Court Opinion

ID: 9690079
Source: CourtListenerOpinion
Date Created: 2023-08-24 18:53:16.757213+00
Date Added: 2024-06-11T18:18:53.471728
License: Public Domain

JUSTICE WM. A. BABLITCH
(dissenting). I join the dissenting opinion filed by Chief Justice Heffernan. Respectfully, I write only to address the concurring opinion which strongly urges the legislature to address this issue. My experience as a former member of the legislature tells me this: that will not happen.
In some legislation the legislature, recognizing that the future will bring issues to the fore that it *539cannot anticipate at the time of passage of the bill, meets its obligation to the future by placing the burden on the courts to deal with those issues consistent with its expressed intent. This is just such an issue. That is why the dissent by the Chief Justice is so very correct.
The Legislative Council highlighted the adoption statutes as just such legislation. The Council, in its notes to the bill, took great care to point out to the legislature that the proposed adoption legislation effected a major change in the area of future interpretation: that not only would the principle of best interest of the child remain but also that the principle of strict construction of the adoption statutes would be rejected in favor of liberal construction. The importance of that change cannot be overemphasized. The legislature was told that the committee of its peers, the Legislative Council, was recommending that courts be instructed not only to interpret this statute and the situations that arise under them in light of the best interest standard but also to do so liberally. This was the "red flag" that told the legislature that if it adopted this legislation, future interpretation of even the thorniest of issues would be left to the courts, with the only canon being liberal construction in the best interests of the child.

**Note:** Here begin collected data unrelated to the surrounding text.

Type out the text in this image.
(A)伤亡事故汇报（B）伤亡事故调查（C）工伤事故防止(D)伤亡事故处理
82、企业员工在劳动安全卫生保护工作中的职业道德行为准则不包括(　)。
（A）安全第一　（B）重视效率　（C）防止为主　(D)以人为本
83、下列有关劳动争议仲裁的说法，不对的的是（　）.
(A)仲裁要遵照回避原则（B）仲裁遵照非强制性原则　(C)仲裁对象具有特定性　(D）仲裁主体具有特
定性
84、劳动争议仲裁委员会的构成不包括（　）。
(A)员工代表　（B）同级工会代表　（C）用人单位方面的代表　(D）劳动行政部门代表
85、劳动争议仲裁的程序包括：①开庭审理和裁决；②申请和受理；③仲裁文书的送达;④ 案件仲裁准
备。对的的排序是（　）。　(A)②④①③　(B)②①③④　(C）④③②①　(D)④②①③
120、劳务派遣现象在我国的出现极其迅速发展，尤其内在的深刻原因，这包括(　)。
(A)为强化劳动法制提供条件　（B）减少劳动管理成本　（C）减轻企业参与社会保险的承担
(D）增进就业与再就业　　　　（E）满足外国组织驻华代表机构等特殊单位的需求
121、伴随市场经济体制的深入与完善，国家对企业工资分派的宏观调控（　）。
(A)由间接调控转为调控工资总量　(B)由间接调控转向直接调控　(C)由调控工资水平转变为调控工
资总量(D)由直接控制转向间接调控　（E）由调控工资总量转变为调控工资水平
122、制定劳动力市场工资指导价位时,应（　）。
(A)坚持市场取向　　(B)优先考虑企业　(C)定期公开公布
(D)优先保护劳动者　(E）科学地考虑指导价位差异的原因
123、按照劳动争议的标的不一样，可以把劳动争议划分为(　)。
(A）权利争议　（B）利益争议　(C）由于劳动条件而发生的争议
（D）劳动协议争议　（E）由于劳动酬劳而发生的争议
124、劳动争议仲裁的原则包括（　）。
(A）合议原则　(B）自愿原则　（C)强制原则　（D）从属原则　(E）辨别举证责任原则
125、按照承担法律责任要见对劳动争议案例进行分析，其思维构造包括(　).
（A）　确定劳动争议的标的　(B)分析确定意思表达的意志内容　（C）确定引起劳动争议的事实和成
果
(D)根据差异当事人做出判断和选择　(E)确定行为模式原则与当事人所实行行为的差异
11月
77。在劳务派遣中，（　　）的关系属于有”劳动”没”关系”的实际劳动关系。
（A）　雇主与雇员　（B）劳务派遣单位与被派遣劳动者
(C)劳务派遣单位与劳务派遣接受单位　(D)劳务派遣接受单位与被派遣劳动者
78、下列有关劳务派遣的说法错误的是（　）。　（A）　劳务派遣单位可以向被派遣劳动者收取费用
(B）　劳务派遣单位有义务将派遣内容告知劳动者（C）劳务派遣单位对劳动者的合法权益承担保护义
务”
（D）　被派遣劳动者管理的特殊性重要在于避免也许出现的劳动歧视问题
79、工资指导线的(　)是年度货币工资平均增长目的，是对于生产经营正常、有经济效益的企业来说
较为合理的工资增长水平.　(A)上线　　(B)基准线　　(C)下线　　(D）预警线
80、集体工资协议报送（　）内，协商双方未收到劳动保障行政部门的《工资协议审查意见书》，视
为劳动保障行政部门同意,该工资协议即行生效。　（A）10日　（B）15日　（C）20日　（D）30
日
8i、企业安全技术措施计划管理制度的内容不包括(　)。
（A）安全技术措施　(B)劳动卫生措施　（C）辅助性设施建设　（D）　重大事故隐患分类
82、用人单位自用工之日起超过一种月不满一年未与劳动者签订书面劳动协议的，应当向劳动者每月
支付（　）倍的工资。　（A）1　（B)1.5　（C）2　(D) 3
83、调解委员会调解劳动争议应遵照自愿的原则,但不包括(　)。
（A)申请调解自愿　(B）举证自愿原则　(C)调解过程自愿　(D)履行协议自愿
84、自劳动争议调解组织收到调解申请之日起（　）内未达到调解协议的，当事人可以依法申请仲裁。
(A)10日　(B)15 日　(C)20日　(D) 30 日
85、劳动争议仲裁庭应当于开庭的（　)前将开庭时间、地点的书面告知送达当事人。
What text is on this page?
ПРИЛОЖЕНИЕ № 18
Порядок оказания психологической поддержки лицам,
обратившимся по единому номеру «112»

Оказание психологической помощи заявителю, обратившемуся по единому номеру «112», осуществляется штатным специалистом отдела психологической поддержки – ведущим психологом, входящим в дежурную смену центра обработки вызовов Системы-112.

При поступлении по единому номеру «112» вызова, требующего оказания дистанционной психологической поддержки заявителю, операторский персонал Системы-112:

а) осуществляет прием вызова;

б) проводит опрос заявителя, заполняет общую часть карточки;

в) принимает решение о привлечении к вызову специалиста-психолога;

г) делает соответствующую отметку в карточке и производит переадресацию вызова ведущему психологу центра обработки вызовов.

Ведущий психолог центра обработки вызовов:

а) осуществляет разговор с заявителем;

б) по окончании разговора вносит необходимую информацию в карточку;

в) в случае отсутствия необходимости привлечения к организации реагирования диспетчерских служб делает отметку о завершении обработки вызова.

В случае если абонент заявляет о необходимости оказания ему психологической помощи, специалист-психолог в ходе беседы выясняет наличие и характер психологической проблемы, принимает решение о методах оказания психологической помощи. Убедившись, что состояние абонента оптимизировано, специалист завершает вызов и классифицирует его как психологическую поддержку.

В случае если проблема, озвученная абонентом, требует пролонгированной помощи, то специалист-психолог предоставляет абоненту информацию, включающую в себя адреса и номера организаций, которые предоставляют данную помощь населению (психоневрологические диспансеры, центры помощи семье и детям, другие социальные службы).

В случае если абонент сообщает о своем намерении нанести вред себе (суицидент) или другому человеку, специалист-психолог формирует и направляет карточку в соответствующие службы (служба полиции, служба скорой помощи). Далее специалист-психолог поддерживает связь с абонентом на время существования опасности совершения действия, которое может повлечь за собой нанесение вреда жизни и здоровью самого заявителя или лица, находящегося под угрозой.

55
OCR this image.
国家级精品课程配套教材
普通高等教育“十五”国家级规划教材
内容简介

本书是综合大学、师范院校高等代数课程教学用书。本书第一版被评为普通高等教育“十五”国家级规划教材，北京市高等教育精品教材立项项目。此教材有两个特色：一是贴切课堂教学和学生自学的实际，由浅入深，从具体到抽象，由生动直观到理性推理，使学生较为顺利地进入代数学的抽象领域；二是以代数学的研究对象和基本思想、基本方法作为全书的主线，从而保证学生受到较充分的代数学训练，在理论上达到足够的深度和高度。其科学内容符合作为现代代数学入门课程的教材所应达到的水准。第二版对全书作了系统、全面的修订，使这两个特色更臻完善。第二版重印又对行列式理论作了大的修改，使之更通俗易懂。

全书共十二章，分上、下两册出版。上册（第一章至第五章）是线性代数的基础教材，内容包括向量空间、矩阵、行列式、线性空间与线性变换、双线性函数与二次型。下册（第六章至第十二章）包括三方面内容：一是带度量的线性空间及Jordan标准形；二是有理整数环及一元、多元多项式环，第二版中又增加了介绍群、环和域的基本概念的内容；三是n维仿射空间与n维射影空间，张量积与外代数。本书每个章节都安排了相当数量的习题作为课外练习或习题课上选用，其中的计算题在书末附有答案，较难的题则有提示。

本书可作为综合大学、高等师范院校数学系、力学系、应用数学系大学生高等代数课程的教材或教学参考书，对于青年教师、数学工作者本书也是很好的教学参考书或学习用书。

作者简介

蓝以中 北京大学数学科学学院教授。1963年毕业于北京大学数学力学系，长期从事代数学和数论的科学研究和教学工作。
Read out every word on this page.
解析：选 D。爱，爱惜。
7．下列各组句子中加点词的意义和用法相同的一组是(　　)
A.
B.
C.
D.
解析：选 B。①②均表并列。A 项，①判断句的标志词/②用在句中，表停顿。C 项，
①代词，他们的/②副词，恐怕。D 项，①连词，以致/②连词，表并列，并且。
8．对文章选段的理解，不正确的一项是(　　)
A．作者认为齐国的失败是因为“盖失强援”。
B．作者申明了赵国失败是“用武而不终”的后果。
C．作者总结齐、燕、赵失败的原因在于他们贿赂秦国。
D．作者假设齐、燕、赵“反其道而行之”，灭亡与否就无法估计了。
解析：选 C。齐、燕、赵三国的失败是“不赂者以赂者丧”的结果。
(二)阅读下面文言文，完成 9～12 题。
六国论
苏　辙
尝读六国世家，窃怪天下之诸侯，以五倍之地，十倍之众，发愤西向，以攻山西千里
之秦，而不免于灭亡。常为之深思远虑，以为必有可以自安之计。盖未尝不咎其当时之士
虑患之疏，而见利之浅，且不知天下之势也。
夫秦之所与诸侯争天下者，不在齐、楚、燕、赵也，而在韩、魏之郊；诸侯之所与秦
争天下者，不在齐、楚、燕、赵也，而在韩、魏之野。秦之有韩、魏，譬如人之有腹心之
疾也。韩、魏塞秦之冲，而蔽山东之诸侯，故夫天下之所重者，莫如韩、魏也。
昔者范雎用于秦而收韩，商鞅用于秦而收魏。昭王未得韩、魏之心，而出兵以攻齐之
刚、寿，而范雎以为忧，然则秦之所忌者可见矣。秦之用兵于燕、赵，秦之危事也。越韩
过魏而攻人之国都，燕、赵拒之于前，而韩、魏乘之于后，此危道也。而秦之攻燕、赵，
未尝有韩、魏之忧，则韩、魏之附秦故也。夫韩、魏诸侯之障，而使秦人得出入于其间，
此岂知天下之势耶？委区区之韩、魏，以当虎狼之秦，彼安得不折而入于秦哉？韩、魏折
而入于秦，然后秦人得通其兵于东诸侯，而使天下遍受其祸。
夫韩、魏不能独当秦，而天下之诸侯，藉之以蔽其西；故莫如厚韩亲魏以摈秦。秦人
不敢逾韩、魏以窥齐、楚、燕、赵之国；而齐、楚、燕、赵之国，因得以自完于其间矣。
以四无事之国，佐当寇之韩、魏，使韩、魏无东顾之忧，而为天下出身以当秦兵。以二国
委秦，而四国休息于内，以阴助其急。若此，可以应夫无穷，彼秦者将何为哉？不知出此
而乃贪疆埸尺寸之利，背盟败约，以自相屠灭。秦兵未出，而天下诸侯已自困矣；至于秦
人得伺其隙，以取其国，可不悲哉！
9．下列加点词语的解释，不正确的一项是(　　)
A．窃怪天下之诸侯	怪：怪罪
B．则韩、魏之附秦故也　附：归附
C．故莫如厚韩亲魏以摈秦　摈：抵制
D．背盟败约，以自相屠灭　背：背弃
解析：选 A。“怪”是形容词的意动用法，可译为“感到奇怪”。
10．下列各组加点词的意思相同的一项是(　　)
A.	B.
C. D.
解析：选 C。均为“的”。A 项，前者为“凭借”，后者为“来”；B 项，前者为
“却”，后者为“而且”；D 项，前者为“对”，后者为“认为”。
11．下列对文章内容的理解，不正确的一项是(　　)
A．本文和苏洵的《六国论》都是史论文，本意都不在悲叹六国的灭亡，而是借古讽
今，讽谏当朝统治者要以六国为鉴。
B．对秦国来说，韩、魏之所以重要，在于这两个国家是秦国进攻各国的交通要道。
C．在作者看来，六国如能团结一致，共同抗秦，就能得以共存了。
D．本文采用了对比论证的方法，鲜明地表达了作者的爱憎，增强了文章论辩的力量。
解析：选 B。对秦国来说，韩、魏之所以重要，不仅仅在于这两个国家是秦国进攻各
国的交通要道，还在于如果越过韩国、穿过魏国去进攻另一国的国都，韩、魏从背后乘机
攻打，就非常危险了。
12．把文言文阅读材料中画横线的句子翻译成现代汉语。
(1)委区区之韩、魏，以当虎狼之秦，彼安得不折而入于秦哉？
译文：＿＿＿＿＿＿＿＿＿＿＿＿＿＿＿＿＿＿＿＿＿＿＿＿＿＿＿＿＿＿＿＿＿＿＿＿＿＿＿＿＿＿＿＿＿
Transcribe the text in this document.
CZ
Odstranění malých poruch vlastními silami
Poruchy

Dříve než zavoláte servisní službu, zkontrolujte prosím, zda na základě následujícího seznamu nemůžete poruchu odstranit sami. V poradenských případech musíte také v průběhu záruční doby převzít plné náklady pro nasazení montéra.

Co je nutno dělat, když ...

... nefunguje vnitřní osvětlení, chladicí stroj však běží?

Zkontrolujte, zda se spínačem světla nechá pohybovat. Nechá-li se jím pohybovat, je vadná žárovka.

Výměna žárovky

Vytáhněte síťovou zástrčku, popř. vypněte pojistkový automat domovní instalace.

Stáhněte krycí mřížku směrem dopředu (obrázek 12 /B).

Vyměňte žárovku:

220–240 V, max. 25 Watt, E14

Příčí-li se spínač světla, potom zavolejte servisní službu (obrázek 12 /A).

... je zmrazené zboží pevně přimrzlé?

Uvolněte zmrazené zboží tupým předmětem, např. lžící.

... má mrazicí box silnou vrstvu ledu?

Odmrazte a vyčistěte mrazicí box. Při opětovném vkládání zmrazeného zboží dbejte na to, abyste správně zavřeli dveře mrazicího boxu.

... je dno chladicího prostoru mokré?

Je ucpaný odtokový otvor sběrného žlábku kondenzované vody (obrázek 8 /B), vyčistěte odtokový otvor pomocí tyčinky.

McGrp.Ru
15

Thus, the legislature knew precisely what it was doing when it inserted into the adoption statutes the somewhat amorphous and vague directives to the courts that in interpreting these statutes, they "shall be liberally construed to effect the objectives contained in this section," sec. 48.01(2), Stats., and that "(t)he best interests of the child shall always be of paramount consideration . . Section 48.01(2). The legislature knew it could not anticipate all the situations that might arise in the future. It certainly knew, if by *540instinct only, that some of those issues would be very thorny indeed. And it most certainly knew, from experience alone, that future legislatures would be most reluctant to address the thorniest of them.
The legislature at times, as here, deliberately paints with a very broad and ambiguous brush. By design, it left the details to us, even the most controversial ones. We abdicate our responsibility by passing this back to the legislature, particularly when we know the likelihood of the legislature ever acting is minimal at best.
The legislature, by being deliberately ambiguous, is telling the courts, "We will not because we cannot spell out in detail every conceivable situation that might arise in the future, particularly the very sensitive ones. Look to the best interests of the child when these situations arise." As the dissent eloquently points out, everybody agrees what the best interests are here.